About This Place
Crystal Lake is a city located in southeastern McHenry County in northeastern Illinois, in the Chicago suburbs. It is named after Crystal Lake, a lake located 1.6 miles (2.6 km) west-southwest of downtown. Crystal Lake is also a suburb of the city of Chicago. The population was 38,000 at the 2000 census, but as of 2009 the population is at 42,142. Crystal Lake is the largest city in McHenry County. Crystal Lake is a part of the Chicago metropolitan area.
The City of Crystal Lake traces its origin to two separate communities which were established in the 1800s. Those communities were generally known as Nunda and Crystal Lake. In 1835, Ziba S. Beardsley had come to the shores of the lake and commented that the “waters were as clear as crystal”, thereby giving the lake its name. Ziba Beardsley continued south to Naperville. In February 1836, the first white settlers, Beman and Polly Crandall and six of their ten children, came from New York State traveling to Crystal Lake in a covered wagon. Their original cabin was built in the vicinity of today's intersection of Virginia Street and Van Buren Street. Four of the Crandall children were born there. Najah Beardsley’s family was the second to settle in the area; his grandson, William Beardsley, was the first white child born on the Crystal Lake prairie, on May 7, 1837.

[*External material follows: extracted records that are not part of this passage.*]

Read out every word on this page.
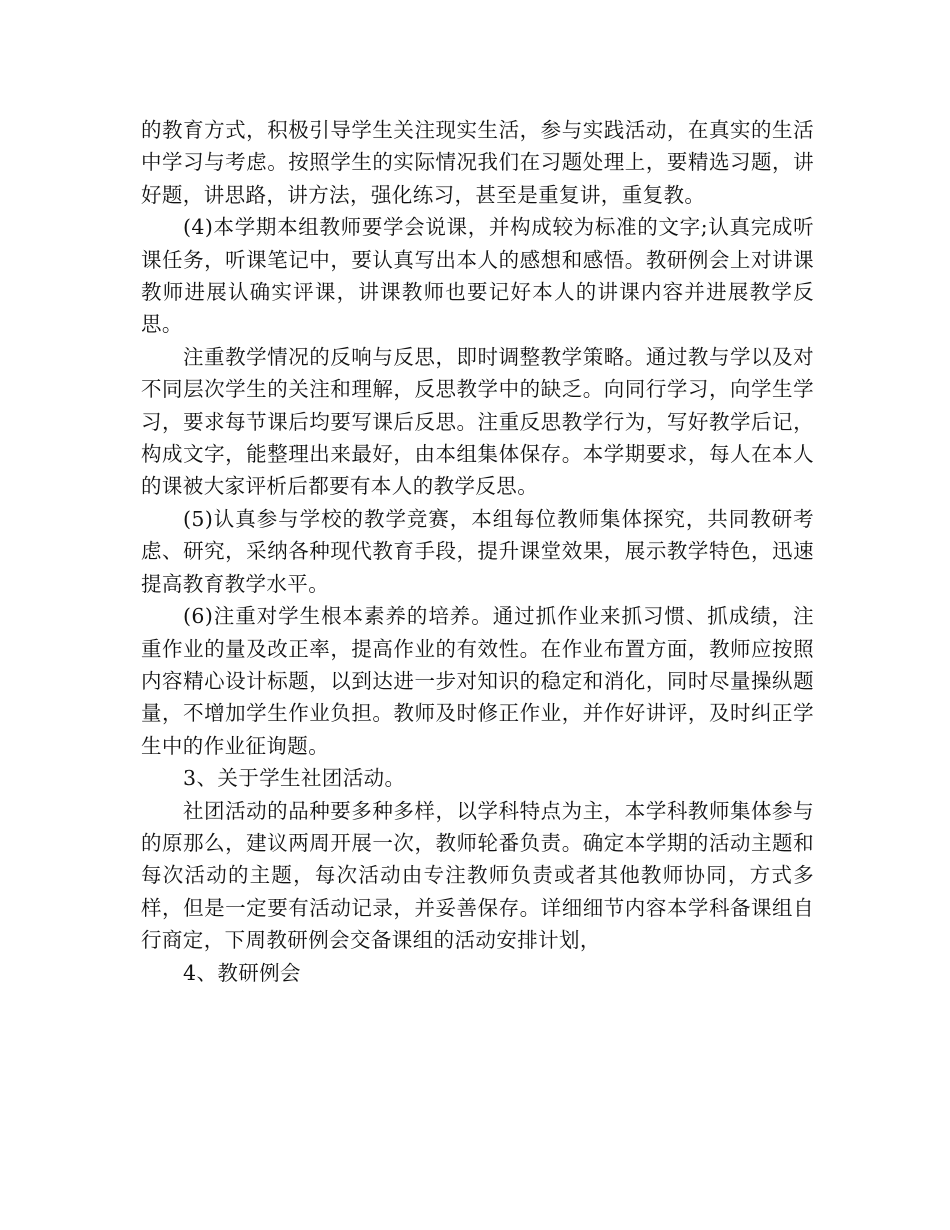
的教育方式，积极引导学生关注现实生活，参与实践活动，在真实的生活中学习与考虑。按照学生的实际情况我们在习题处理上，要精选习题，讲好题，讲思路，讲方法，强化练习，甚至是重复讲，重复教。

(4)本学期本组教师要学会说课，并构成较为标准的文字;认真完成听课任务，听课笔记中，要认真写出本人的感想和感悟。教研例会上对讲课教师进展认确实评课，讲课教师也要记好本人的讲课内容并进展教学反思。

注重教学情况的反响与反思，即时调整教学策略。通过教与学以及对不同层次学生的关注和理解，反思教学中的缺乏。向同行学习，向学生学习，要求每节课后均要写课后反思。注重反思教学行为，写好教学后记，构成文字，能整理出来最好，由本组集体保存。本学期要求，每人在本人的课被大家评析后都要有本人的教学反思。

(5)认真参与学校的教学竞赛，本组每位教师集体探究，共同教研考虑、研究，采纳各种现代教育手段，提升课堂效果，展示教学特色，迅速提高教育教学水平。

(6)注重对学生根本素养的培养。通过抓作业来抓习惯、抓成绩，注重作业的量及改正率，提高作业的有效性。在作业布置方面，教师应按照内容精心设计标题，以到达进一步对知识的稳定和消化，同时尽量操纵题量，不增加学生作业负担。教师及时修正作业，并作好讲评，及时纠正学生中的作业征询题。

3、关于学生社团活动。

社团活动的品种要多种多样，以学科特点为主，本学科教师集体参与的原那么，建议两周开展一次，教师轮番负责。确定本学期的活动主题和每次活动的主题，每次活动由专注教师负责或者其他教师协同，方式多样，但是一定要有活动记录，并妥善保存。详细细节内容本学科备课组自行商定，下周教研例会交备课组的活动安排计划，

4、教研例会
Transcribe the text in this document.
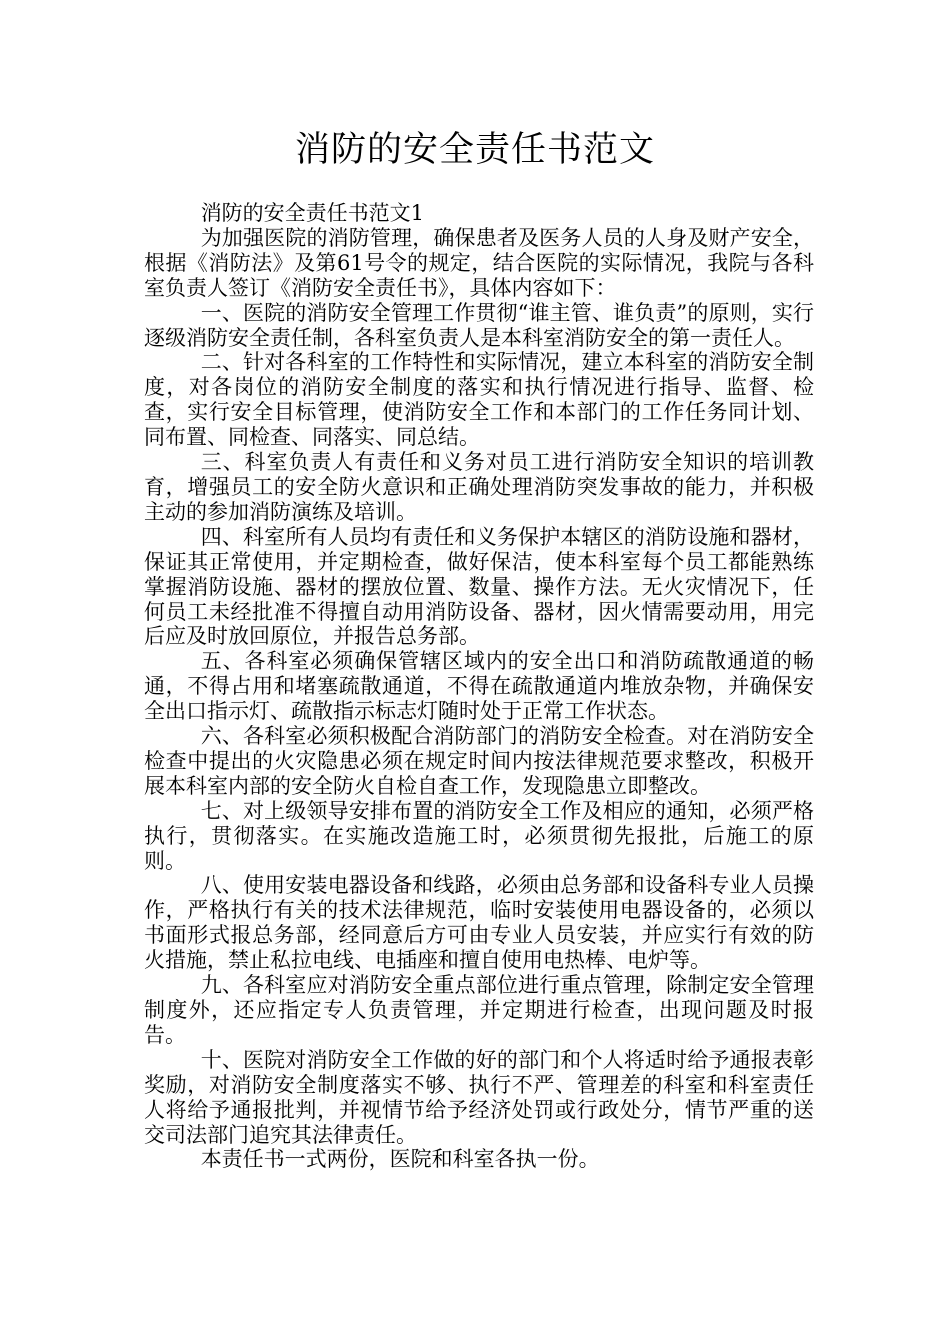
消防的安全责任书范文

消防的安全责任书范文1

为加强医院的消防管理，确保患者及医务人员的人身及财产安全，根据《消防法》及第61号令的规定，结合医院的实际情况，我院与各科室负责人签订《消防安全责任书》，具体内容如下：

一、医院的消防安全管理工作贯彻“谁主管、谁负责”的原则，实行逐级消防安全责任制，各科室负责人是本科室消防安全的第一责任人。

二、针对各科室的工作特性和实际情况，建立本科室的消防安全制度，对各岗位的消防安全制度的落实和执行情况进行指导、监督、检查，实行安全目标管理，使消防安全工作和本部门的工作任务同计划、同布置、同检查、同落实、同总结。

三、科室负责人有责任和义务对员工进行消防安全知识的培训教育，增强员工的安全防火意识和正确处理消防突发事故的能力，并积极主动的参加消防演练及培训。

四、科室所有人员均有责任和义务保护本辖区的消防设施和器材，保证其正常使用，并定期检查，做好保洁，使本科室每个员工都能熟练掌握消防设施、器材的摆放位置、数量、操作方法。无火灾情况下，任何员工未经批准不得擅自动用消防设备、器材，因火情需要动用，用完后应及时放回原位，并报告总务部。

五、各科室必须确保管辖区域内的安全出口和消防疏散通道的畅通，不得占用和堵塞疏散通道，不得在疏散通道内堆放杂物，并确保安全出口指示灯、疏散指示标志灯随时处于正常工作状态。

六、各科室必须积极配合消防部门的消防安全检查。对在消防安全检查中提出的火灾隐患必须在规定时间内按法律规范要求整改，积极开展本科室内部的安全防火自检自查工作，发现隐患立即整改。

七、对上级领导安排布置的消防安全工作及相应的通知，必须严格执行，贯彻落实。在实施改造施工时，必须贯彻先报批，后施工的原则。

八、使用安装电器设备和线路，必须由总务部和设备科专业人员操作，严格执行有关的技术法律规范，临时安装使用电器设备的，必须以书面形式报总务部，经同意后方可由专业人员安装，并应实行有效的防火措施，禁止私拉电线、电插座和擅自使用电热棒、电炉等。

九、各科室应对消防安全重点部位进行重点管理，除制定安全管理制度外，还应指定专人负责管理，并定期进行检查，出现问题及时报告。

十、医院对消防安全工作做的好的部门和个人将适时给予通报表彰奖励，对消防安全制度落实不够、执行不严、管理差的科室和科室责任人将给予通报批判，并视情节给予经济处罚或行政处分，情节严重的送交司法部门追究其法律责任。

本责任书一式两份，医院和科室各执一份。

The town was first known as Crystal Ville. It was changed to Crystal Lake sometime before 1840. The area known today as downtown Crystal Lake was first called Dearborn and later, Nunda, from an area in New York where many settlers originated. The village of Dearborn was founded in the 1850s after an extension of railroads through the area. The first train station was built in 1856, although it was pre-fabricated and shipped from Chicago on a flatcar. At that time, the main business district for the village of Crystal Lake was located on Virginia Street, about one mile (1.6 km) southwest of the railroad station. The railroad served to connect both the people and industries of Crystal Lake and Dearborn to Chicago and the rest of the country. Dearborn grew quickly due to this new rail connection.